No TV or radio noise coming from houses. Some people had TV but most didn’t. Few telephones or mobile phones, no ring tones.  No dishwashers, washing machines, or all manner of pinging or buzzing devices.

No TV or radio in the camps where we stayed. No electric sockets in the rooms so no means of plugging in any devices.

On the river we were asked not to talk because it would frighten the wildlife. I thought people would be unable to stop talking, because that is often the case. Silence for many is interpreted as ‘not applying to the very important things I have to say as long as I just hiss and whisper’. And it makes some people so uncomfortable they just have to say something to relieve the discomfort. But we all seemed to come under the spell of the silence. We had been told that Narayani River is holy because it leads into the Ganges, and it felt like sacred space. The emotion was one of awe.

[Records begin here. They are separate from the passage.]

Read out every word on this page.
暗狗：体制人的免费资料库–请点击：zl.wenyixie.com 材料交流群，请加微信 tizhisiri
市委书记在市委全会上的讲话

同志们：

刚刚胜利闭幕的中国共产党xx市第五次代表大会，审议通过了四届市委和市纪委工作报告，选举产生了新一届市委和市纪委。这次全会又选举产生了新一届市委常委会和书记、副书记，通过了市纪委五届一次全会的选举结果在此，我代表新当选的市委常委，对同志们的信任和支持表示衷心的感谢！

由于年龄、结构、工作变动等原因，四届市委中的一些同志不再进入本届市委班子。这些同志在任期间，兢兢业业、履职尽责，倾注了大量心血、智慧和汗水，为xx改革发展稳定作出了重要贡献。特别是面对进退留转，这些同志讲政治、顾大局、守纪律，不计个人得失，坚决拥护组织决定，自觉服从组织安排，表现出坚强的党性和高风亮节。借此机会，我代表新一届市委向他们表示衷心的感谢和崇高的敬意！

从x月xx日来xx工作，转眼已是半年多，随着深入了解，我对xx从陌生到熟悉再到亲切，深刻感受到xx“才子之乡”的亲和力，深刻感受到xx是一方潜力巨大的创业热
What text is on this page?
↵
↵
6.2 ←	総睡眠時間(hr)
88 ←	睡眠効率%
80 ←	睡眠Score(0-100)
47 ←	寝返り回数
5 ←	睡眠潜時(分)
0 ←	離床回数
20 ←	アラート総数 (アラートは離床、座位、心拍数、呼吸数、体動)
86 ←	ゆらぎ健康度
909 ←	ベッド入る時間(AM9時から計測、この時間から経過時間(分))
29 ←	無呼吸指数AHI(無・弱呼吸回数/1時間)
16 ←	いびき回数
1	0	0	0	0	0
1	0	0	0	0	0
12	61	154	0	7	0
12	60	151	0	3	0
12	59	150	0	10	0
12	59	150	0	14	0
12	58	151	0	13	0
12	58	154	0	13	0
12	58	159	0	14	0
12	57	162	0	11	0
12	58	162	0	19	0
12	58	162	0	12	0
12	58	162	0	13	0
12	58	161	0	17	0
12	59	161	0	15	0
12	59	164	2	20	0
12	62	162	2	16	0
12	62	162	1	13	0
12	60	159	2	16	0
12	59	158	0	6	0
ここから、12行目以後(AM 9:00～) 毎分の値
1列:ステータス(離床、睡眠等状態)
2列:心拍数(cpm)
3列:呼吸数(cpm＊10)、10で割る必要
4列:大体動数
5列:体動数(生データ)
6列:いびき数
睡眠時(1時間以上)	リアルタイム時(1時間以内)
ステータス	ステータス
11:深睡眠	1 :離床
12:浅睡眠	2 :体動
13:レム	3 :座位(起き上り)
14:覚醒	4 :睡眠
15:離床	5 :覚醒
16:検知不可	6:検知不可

There were no villages or tourist attractions on the banks. No power boats or water sports. No petrol engines at all. I don't think they are not allowed on the holy river.  No industrial developments.

A funeral site, the remains of the wooden pyre at the edge of the bank.

There were occasional groups of fishermen and their families camped on spits of land. But no noise from machinery. They did not have any machinery. It would probably frighten the fish anyway.



A very thin place.

I think the quality of the silence was so immense because of the complete lack of background noise we take for granted and are often unaware of because we are so accustomed to it and it is so rare to be in place so remote as not to be able to hear it at all.

Perhaps people’s lives are much more in tune with natural diurnal rhythms than ours. Without electricity it is normal to sleep when it is dark and be up and about in the daylight. The day and the night are less interchangeable.

With no street lighting, the ever present risk from the wild animals, and no transport, there is nothing to do and nowhere to go when darkness falls.

So the silence deepens as the sun sets and the night arrives.

As always it is important not to romanticise the apparent attraction of life without modern conveniences. But maybe it is important to consider that the price of our comforts may be more than we realise.